Dans un petit appartement loué à Tunis pour les besoins de sa campagne, il reçoit les journalistes malgré la fatigue. Il cite les grands philosophes, sourit de temps en temps, déroule des concepts complexes.

Pour le candidat Kaies Said, les électeurs ont fait "une révolution légale" en le propulsant en tête du premier tour de la présidentielle.

Q- Vous avez créé la surprise en arrivant en tête du premier tour, selon des résultats encore partiels. Quel est selon vous le message des électeurs tunisiens ?

R- Les électeurs ont adressé un message clair, tout à fait nouveau. Ils ont fait une révolution dans le cadre de la légalité, une révolution dans le cadre de la Constitution. Ils veulent quelque chose de nouveau. Nous avons besoin d’une nouvelle pensée politique.

Aujourd’hui, je me retrouve à la première place parce que je n’ai pas fait une campagne électorale classique, j’ai fait une campagne explicative, axée sur les moyens juridiques (constitutionnels) qui permettront aux jeunes de réaliser leurs rêves et leurs aspirations, d’être des individus qui exercent leur souveraineté tous les jours.

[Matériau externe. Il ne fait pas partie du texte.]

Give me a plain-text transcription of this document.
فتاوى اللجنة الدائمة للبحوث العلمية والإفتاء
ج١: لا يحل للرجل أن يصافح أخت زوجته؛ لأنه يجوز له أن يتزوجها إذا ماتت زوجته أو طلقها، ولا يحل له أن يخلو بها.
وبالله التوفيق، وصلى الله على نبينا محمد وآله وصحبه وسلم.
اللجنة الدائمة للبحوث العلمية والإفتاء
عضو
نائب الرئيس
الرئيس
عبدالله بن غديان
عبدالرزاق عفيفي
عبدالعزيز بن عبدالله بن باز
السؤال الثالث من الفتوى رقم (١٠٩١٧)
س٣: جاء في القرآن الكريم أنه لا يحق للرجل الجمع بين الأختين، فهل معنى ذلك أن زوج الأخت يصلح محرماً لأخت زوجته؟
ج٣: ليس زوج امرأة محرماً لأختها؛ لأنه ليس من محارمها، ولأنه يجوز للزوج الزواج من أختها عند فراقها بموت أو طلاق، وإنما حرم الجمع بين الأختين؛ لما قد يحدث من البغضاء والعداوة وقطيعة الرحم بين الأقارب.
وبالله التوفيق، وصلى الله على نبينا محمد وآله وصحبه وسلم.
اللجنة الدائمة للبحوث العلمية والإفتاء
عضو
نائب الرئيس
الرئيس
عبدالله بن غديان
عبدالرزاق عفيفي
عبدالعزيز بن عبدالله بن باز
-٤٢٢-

Q- Les électeurs ont manifesté de fortes attentes au plan social. Quelles seront vos priorités si vous êtes élu?

R- Les problèmes sociaux ne seront pas résolus par le pouvoir central. Ce sera le problème du peuple, qui trouvera les solutions. Je ne vends pas un programme, c’est aux citoyens de le fixer, de faire les grands choix pour dépasser la misère. Cela doit émaner d’eux.

A Sidi Bouzid, à Kasserine (régions défavorisées du centre de la Tunisie, ndlr), les jeunes sont capables de fixer leur programme à partir de leurs préoccupations, de leur vie quotidienne. Ils ont des solutions.

La société civile sera le principal acteur. Nous avons besoin d’une nouvelle organisation politico-administrative, axée sur la démocratie locale, et dont la base sera des conseils locaux, avec des élus révocables en cours de mandat.

Q – Vous êtes réputé avoir des positions très conservatrices sur les questions de société.

R – La Tunisie a toujours été un pays ouvert, c’est une société modérée. Je suis ouvert à toutes les idées modernistes. On peut discuter. Par exemple, sur la peine de mort (il s’est prononcé pour, ndlr), c’est un débat très ancien mais ce n’est pas notre priorité. Le débat continuera certainement. Ce qui m’importe c’est de chercher ensemble à mettre fin au crime.